Juliette Pierre

A technique for measuring velocity and attenuation of ultrasound in liquid foams

We describe an experimental setup specifically designed for measuring the ultrasonic transmission through liquid foams, over a broad range of frequencies (60-600kHz). The question of determining the ultrasonic properties of the foam (density, phase velocity and attenuation) from the transmission measurements is addressed. An inversion method is proposed, tested on synthetic data, and applied to a liquid foam at different times during the coarsening. The ultrasonic velocity and attenuation are found to be very sensitive to the foam bubble sizes, suggesting that a spectroscopy technique could be developed for liquid foams.

Acoustic characterisation of liquid foams with an impedance tube

Acoustic measurements provide convenient non-invasive means for the characterisation of materials. We show here for the first time how a commercial impedance tube can be used to provide accurate measurements of the velocity and attenuation of acoustic waves in liquid foams, as well as their effective “acoustic” density, over the 0.5-6kHz frequency range. We demonstrate this using two types of liquid foams: a commercial shaving foam and “home-made” foams with well-controlled physico-chemical and structural properties. The sound velocity in the latter foams is found to be independent of the bubble size distribution and is very well described by Wood’s law. This implies that the impedance technique may be a convenient way to measure in situ the density of liquid foams. Important questions remain concerning the acoustic attenuation, which is found to be influenced in a currently unpredictible manner by the physico-chemical composition and the bubble size distribution of the characterised foams. We confirm differences in sound velocities in the two types of foams (having the same structural properties) which suggests that the physico-chemical composition of liquid foams has a non-negligible effect on their acoustic properties.Graphical abstract

Acoustic absorption of solid foams with thin membranes

We measured the acoustic absorption, in the 0.5–6 kHz frequency range, of polyurethane foams with mean pore diameters between 0.6 and 3.2 mm. Two types of foams were investigated: classical open-cell ones versus membrane foams, in which thin polyurethane membranes were preserved during solidification. Interestingly, the latter presented better absorption abilities, indicating that membranes could be an asset for sound absorption.

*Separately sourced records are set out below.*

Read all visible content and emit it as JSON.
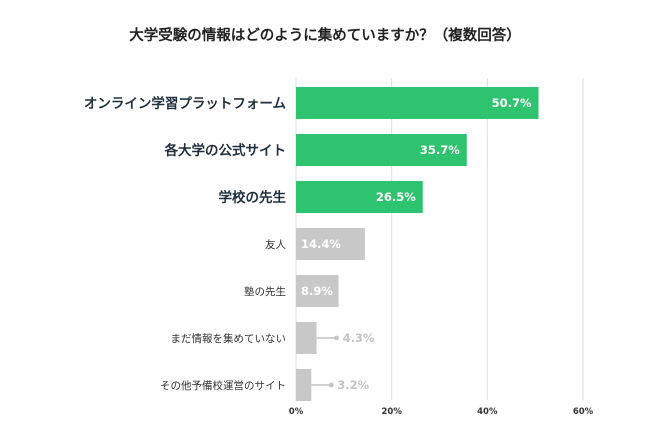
{
  "colors": {
    "highlight": "#2ec36e",
    "muted": "#c8c8c8",
    "grid": "#dddddd",
    "outside_label": "#c4c4c4"
  },
  "chart_data": {
    "type": "bar",
    "orientation": "horizontal",
    "title": "大学受験の情報はどのように集めていますか？（複数回答）",
    "xlabel": "",
    "ylabel": "",
    "xlim": [
      0,
      60
    ],
    "xticks": [
      0,
      20,
      40,
      60
    ],
    "xtick_labels": [
      "0%",
      "20%",
      "40%",
      "60%"
    ],
    "grid": "vertical",
    "legend": "none",
    "categories": [
      "オンライン学習プラットフォーム",
      "各大学の公式サイト",
      "学校の先生",
      "友人",
      "塾の先生",
      "まだ情報を集めていない",
      "その他予備校運営のサイト"
    ],
    "values": [
      50.7,
      35.7,
      26.5,
      14.4,
      8.9,
      4.3,
      3.2
    ],
    "value_labels": [
      "50.7%",
      "35.7%",
      "26.5%",
      "14.4%",
      "8.9%",
      "4.3%",
      "3.2%"
    ],
    "highlighted": [
      true,
      true,
      true,
      false,
      false,
      false,
      false
    ],
    "label_outside": [
      false,
      false,
      false,
      false,
      false,
      true,
      true
    ]
  }
}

Investigating the origin of acoustic attenuation in liquid foams

Abstract.Liquid foams are known to be highly efficient to absorb acoustic waves but the origin of the sound dissipation remains unknown. In this paper, we present low frequency (0.5-4kHz) experimental results measured with an impedance tube and we confront the recorded attenuations with a simple model that considers the foam as a concentrate bubbly liquid. In order to identify the influence of the different parameters constituting the foams we probe samples with different gases, and various liquid fractions and bubble size distributions. We demonstrate that the intrinsic acoustic attenuation in the liquid foam is due to both thermal and viscous losses. The physical mechanism of the viscous term is not elucidated but the microscopic effective viscosity evidenced here can be described by a phenomenological law scaling with the bubble size and the gas density. In our experimental configuration a third dissipation term occurs. It comes from the viscous friction on the wall of the impedance tube and it is well described by the Kirchhoff law considering the macroscopic effective viscosity classically measured in rheology experiments.Graphical abstract

Synchronized diffusive-wave spectroscopy: Principle and application to sound propagation in aqueous foams

We present an experimental method to measure oscillatory strains in turbid material. The material is illuminated with a laser, and the speckle patterns are recorded. The analysis of the deformations of the optical path length shows that the speckle patterns are modulated at the strain frequency. By recording those patterns synchronously with the strain source, we are able to measure the amplitude and the phase of the strain. This method is tested in the specific case of an aqueous foam where an acoustic wave propagates. The effects of material internal dynamics and heterogeneous deformations are also discussed.

Shaving foam: A complex system for acoustic wave propagation

While liquid foams have applications in an increasing number of industrial areas (food, cosmetic or petroleum industry), it remains difficult to non-invasively probe their structure and/or composition. Since the propagation of acoustic waves is very sensitive to parameters such that the liquid fraction, the bubble size distribution, or even the nature of the liquid phase, acoustic spectroscopy could be a very powerful tool to determine the structure and/or composition of liquid foams. In this context, we present an investigation of the acoustic properties of a useful and common foam, often considered as a model system: shaving foam. Phase velocity and attenuation of acoustic waves in a commercial shaving foam (Gillette) were measured over a broad frequency range (0.5 to 600 kHz), using four different experimental setups: an impedance tube (0.5-6 kHz), an acousto-optic setup based on Diffusive Wave Spectroscopy (0.4-10 kHz), and two transmission setups with narrow-band (40 kHz) and broad-band (60-600 kHz) transducers. We present the results and discuss the advantages and shortcomings of each setup in terms of a potential spectroscopy technique.